If you view the application video, it summarizes by saying the coating will be damaged by detergents, solvents and high pressure water sprays. An aircraft wing flying through precipitation is exposed to conditions as extreme as a high pressure water spray. I doubt that the coating will be sufficiently durable.
I also found some research in 2010 that showed that while it may deter *liquid* water from attaching to a freezing metal surface, that does not address the formation of frost, i.e. water vapor that condenses directly into ice. For that, more development is needed, but may yet be possible.
I have been watching this product with great curiosity for several years now. It seems to hold great promise and miracle-like qualities.
Your right James, durability is a big question, and the product data so far has indicated it is resistant to high pressure water. On the product development page for NeverWet (http://www.neverwet.com/anti-wetting.php) it states “Even under extreme conditions like high pressure spray, they maintain their superhydrophobic characteristics.”
It’s interesting to see a contradictory statement in this latest video. I suspect they do not want us to rely on it for aircraft anti icing even though it probably is quite effective.
“Additionally certain solvents, alcohols and soap/detergents will cause the
surface of the coating to “wet-out”. Once these chemicals are
removed, the superhydrophobicity will generally return.”
Also cost may be an issue. It is initially selling for $520 / Gal which would cover approximately 150 sq ft. But will it last for several years or just a few flights? Maybe worth the insurance against an inadvertent icing event. But it’s real value for airplanes will need much more research.

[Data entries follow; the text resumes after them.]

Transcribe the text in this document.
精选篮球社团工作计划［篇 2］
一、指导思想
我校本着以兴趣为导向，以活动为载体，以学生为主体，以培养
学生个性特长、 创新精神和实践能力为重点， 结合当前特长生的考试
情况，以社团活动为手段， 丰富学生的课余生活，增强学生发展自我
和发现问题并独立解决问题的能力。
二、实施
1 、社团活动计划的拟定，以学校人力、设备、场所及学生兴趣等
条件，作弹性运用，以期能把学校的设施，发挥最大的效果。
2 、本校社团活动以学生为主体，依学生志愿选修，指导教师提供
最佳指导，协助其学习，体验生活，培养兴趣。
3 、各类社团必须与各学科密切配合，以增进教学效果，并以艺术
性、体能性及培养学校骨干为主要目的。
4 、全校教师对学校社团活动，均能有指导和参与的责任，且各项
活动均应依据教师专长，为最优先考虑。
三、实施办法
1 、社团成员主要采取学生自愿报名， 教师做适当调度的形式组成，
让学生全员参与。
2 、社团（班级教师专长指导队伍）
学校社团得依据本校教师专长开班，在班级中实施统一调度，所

I suspect we will see a lot more about this product in aviation and many other industries in the next few years. It has potential to change many products for the better.
I did not see a demonstration of how this holds up in icing conditions. Each test was with warm or room temperature substances and in still air. The rubber meets the road (airfoil?) when it’s cold and fast movement.
I agree that this could work well with internal corrosion. One must determine if this substance is corrosive to aluminum and other metals.